Liberalità nel giudicare.

18. 59. E poiché gli utili si amministrano per spenderli, ovvero, se non v’è ragione di spenderli, si risparmiano, è incerto con quale intenzione avviene, poiché si può fare con semplicità o anche con doppiezza di cuore. Quindi opportunamente a questo punto ha aggiunto: Non giudicate per non esser giudicati, perché col giudizio con cui giudicherete sarete giudicati e la misura, con cui misurerete, vi sarà restituita 172. Ritengo che in questo passo ci si ingiunge soltanto d’interpretare dalla migliore prospettiva quelle azioni, sulle quali è dubbio con quale intenzione si facciano.

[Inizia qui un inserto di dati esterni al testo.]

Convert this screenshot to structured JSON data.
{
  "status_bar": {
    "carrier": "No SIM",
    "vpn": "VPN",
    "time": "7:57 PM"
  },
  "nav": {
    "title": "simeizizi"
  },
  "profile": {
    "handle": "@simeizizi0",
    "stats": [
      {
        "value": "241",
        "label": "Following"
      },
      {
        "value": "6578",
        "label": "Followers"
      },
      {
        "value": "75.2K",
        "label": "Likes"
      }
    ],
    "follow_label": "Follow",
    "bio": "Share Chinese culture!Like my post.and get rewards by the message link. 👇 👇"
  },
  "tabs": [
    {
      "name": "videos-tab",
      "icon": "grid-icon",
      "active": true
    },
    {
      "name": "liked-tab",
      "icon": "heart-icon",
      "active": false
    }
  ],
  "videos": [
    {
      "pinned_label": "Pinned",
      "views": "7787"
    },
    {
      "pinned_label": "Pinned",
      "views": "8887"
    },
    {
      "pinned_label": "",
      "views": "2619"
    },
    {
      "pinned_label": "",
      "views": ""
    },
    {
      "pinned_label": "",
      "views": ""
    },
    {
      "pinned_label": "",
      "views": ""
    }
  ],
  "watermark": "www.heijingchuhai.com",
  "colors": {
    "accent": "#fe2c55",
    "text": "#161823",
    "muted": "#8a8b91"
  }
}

Poiché la frase: Dai loro frutti li riconoscerete 173 è relativa alle azioni palesi, che non possono essere compiute con buona intenzione, come sono le violenze carnali, le bestemmie, i furti, l’ubriachezza ed altre, sulle quali ci si permette di giudicare, perché l’Apostolo dice: Spetta forse a me giudicare quelli di fuori? Non sono quelli di dentro che voi giudicate? 174 Riguardo al genere di cibi, poiché si possono indifferentemente usare con buona intenzione e con semplicità di cuore, senza avidità, tutti i cibi adatti all’uomo, l’Apostolo vieta che fossero giudicati coloro che si nutrivano di carne e bevevano il vino da coloro che si moderavano nell’uso di tali cibi. Egli dice: Chi mangia non disprezzi chi non mangia e chi non mangia non giudichi male chi mangia; e soggiunge: Chi sei tu per giudicare uno schiavo che non è tuo? Stia in piedi o cada, riguarda il suo padrone 175. Dai modi di agire, che possono verificarsi con intenzione buona, schietta e segnalata, sebbene anche con intenzione non buona, quei tali volevano esprimere un parere sulle condizioni più intime del cuore, sulle quali soltanto Dio giudica.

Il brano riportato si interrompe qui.